In Calgary, where winters are almost always long and temperatures can plummet below -30 C, it seems logical to assume that the highest rate of emergency-shelter use would occur on the coldest of days. On very cold days one might expect rough sleepers – those who for a variety of reasons sleep outdoors – to sleep in shelters. And yet, if social agencies were to operate on that assumption, and were to focus on significantly augmenting capacity on only bitterly cold days, the result could well be that not enough beds are made available when they are in fact needed.

The number of people using emergency shelters follows a more or less regular pattern over the course of a week, a month and a year. Weekends, for example, find fewer people using emergency shelters. Seasonal influences are also important as are major holidays and the timing of income support cheques.

An analysis of weather effects on emergency-shelter stays in the city of Calgary finds that the conditions that are most likely to move rough sleepers into shelter do not only occur during the depths of winter, but also during the so-called “shoulder seasons” of early spring and late fall. Weather related changes in the demand for shelter spaces is greatest when temperatures hover between 0 and -10 C, and when these temperatures are accompanied by wet snow or sleet. Those conditions can produce a temporary increase of 10 to 15 per cent over the average number of emergency-shelter users.

The importance of realistically estimating shelter use should not be understated. Emergency shelters are so named for a reason: When an extraordinary number of homeless people face an urgent need for shelter, it is critical that shelter operators not find themselves caught unawares, and left either scrambling to secure additional capacity or, worse, forced to turn away those in need. Being adequately prepared for significant spikes in shelter usage requires an understanding of what causes shelter use to vary and this requires an appreciation of the role of weather conditions.

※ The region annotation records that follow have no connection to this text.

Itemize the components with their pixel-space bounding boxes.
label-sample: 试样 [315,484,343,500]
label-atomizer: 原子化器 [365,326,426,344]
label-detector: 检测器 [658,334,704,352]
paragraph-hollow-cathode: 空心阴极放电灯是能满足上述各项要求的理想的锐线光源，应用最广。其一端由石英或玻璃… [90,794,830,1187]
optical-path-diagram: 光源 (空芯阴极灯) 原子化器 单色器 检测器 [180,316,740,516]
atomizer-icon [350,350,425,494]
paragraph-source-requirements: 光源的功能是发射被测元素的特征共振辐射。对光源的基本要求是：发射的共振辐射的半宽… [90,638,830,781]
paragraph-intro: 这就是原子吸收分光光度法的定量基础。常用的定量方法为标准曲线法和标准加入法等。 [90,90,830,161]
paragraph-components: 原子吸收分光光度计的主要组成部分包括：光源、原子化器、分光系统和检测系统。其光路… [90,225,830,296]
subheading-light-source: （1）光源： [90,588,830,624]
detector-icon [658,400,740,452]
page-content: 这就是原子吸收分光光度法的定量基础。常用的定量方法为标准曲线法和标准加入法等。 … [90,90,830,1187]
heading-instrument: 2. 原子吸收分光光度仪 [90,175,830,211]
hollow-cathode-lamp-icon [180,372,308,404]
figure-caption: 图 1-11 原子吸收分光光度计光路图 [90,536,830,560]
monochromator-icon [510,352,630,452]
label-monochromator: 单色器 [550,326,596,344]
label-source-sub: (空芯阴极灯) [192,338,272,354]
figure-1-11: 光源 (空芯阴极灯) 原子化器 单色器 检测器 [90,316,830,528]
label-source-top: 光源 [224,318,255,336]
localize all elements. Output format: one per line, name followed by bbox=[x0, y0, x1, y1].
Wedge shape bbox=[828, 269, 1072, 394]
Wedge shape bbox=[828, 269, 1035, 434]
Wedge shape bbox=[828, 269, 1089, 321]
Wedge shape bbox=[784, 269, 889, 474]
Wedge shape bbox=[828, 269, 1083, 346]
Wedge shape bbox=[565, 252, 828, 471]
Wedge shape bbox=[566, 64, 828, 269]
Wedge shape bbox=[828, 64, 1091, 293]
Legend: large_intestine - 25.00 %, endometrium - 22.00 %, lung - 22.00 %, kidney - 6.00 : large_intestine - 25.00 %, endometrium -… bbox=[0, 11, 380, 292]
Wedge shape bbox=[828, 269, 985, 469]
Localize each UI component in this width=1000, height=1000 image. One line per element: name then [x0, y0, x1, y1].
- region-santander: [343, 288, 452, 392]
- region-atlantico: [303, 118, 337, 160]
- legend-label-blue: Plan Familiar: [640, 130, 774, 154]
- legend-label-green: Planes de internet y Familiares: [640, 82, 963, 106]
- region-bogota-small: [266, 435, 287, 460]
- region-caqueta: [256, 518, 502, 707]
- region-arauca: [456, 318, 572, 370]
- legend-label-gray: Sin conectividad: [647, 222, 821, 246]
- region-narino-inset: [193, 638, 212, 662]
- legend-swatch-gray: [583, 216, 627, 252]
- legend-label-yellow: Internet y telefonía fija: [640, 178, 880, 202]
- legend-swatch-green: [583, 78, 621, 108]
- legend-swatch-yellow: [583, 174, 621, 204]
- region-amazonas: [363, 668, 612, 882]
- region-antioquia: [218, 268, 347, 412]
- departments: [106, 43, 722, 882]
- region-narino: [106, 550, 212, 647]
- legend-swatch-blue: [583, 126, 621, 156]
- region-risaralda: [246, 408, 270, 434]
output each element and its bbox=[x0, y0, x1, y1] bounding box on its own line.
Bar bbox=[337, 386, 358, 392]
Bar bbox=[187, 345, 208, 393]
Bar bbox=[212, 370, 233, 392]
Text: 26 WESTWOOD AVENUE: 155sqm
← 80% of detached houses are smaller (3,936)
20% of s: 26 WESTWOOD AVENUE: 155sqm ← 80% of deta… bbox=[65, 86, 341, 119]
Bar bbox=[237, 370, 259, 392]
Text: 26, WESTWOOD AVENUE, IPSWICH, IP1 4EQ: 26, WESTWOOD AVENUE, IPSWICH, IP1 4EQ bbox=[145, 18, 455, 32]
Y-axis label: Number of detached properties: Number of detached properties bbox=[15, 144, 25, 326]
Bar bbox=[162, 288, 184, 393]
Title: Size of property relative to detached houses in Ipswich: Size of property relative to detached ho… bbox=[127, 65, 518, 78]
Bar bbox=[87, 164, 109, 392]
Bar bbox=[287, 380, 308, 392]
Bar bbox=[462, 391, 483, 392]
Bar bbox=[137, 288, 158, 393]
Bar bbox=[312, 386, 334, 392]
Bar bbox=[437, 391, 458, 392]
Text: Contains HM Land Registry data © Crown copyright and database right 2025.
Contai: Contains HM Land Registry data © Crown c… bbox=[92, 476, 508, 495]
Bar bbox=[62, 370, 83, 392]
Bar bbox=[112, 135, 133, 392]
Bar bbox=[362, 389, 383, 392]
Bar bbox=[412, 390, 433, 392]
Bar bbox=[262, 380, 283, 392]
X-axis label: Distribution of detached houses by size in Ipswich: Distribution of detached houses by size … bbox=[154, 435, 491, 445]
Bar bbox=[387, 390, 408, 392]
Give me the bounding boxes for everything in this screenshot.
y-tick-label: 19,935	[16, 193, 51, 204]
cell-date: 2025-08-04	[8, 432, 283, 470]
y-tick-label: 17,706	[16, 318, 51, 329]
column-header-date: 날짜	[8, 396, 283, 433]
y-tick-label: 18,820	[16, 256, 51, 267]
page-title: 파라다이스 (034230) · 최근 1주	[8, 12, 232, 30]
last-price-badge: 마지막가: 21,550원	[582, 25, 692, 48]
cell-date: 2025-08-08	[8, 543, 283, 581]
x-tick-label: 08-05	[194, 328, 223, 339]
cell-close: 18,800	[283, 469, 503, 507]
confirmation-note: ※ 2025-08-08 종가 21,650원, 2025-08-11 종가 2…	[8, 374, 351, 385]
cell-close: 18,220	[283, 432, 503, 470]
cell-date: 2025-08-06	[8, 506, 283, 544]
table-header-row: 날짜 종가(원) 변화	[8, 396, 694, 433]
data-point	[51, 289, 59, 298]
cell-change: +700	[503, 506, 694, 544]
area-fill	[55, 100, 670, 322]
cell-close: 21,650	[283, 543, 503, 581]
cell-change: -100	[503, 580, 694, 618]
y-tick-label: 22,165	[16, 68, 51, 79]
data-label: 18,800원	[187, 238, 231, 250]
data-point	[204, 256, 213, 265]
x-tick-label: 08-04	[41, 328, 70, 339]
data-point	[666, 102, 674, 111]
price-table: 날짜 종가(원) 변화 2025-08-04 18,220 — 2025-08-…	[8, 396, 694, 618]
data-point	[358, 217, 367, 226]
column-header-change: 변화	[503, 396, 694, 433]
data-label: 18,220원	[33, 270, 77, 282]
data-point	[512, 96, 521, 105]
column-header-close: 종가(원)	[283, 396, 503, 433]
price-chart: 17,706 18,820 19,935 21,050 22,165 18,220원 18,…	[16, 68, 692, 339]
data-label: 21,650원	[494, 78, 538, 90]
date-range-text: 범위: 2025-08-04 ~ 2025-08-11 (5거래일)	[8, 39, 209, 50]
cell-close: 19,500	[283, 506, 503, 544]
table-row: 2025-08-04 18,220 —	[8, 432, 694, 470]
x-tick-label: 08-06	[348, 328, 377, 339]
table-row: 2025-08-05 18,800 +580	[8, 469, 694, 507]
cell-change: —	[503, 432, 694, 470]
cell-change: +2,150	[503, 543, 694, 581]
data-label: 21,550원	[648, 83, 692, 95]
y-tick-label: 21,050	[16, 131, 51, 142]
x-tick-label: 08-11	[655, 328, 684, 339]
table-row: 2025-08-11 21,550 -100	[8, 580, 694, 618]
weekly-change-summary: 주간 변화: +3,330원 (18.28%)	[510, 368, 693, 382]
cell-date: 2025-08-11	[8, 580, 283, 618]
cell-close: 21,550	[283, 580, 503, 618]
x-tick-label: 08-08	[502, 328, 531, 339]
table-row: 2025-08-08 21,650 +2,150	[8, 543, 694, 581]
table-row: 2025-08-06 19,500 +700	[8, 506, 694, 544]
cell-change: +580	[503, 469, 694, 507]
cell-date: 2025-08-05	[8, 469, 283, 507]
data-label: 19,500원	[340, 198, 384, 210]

Understanding that inclement weather in the spring and fall, when temperatures are only moderately below zero and wet snow or sleet is falling, drives large numbers of rough sleepers into shelters gives shelter operators the ability to better prepare for spikes in demand. Given the scarce resources available for shelter provisions, this improved preparation ensures enough beds are available at the times when they are most needed, and decreases the likelihood of potentially catastrophic outcomes.